Jackson Mueller, director of policy at Securrency, said this kind of close engagement with stakeholders is the key to regulators striking the right balance between adapting to change while still upholding their mission to protect financial markets. Securrency is a start-up that aims to automate regulatory compliance.
"Regulators are generally on board with innovation, but they have to try to balance that with their missions," Mueller said. "It's a difficult balancing act that's continuously evolving."
Recognizing the difficulty regulators face, Mueller said it is imperative for the industry to have consistent guidance it can rely on. He pointed to the breadth that the term "fintech" can encompass - digital lending, virtual payments and mobile banking - and noted that each category may require different policy solutions.
The Harris Poll survey defined fintech broadly, but its findings made clear that technological adoption surged because of the convenience of digital transactions when in-person contact is highly discouraged.
With more individuals and small businesses recognizing the benefits of fintech firsthand, Pitts said regulators are starting to accept that fintech is becoming central to the economic system.

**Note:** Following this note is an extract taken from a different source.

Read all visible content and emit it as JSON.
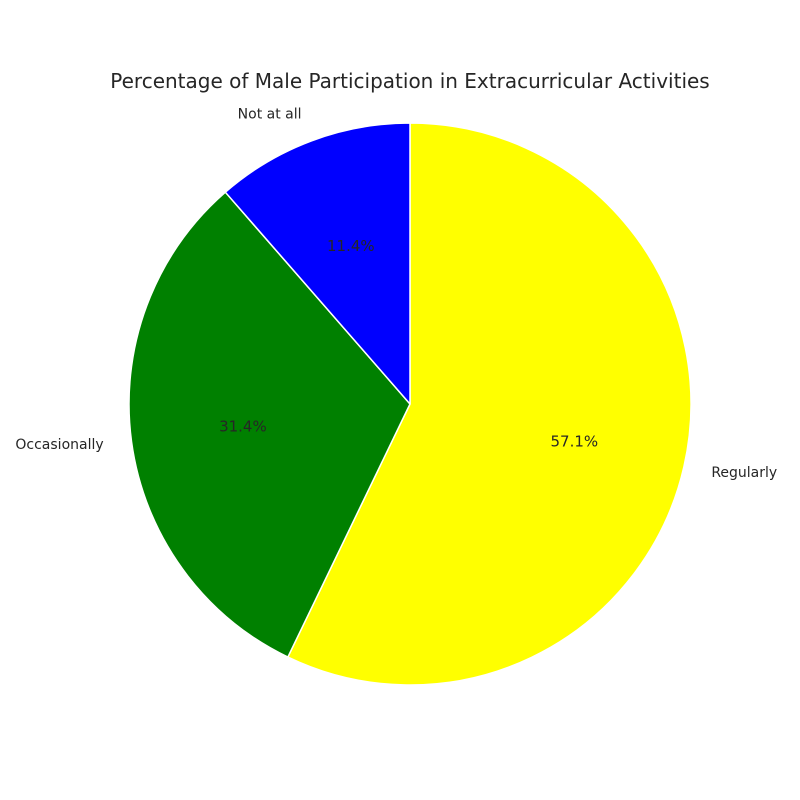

Still, he cautioned regulators to employ an egalitarian approach."Even though this is the right time to provide some additional regulatory certainty, you want it to be rights-based, but not prescriptive, and technologically neutral."
Policymakers should identify the scope of consumers' rights as well as any exceptions that are needed to protect them from fraud, he said, but cautioned that those security concerns shouldn't interfere with consumer choice.
"The pandemic really showed people what fintech can do for their lives, not only for banking, but also for investments and other financial tools," said Goldman.
"I don't anticipate a reversal back to how things were before the pandemic."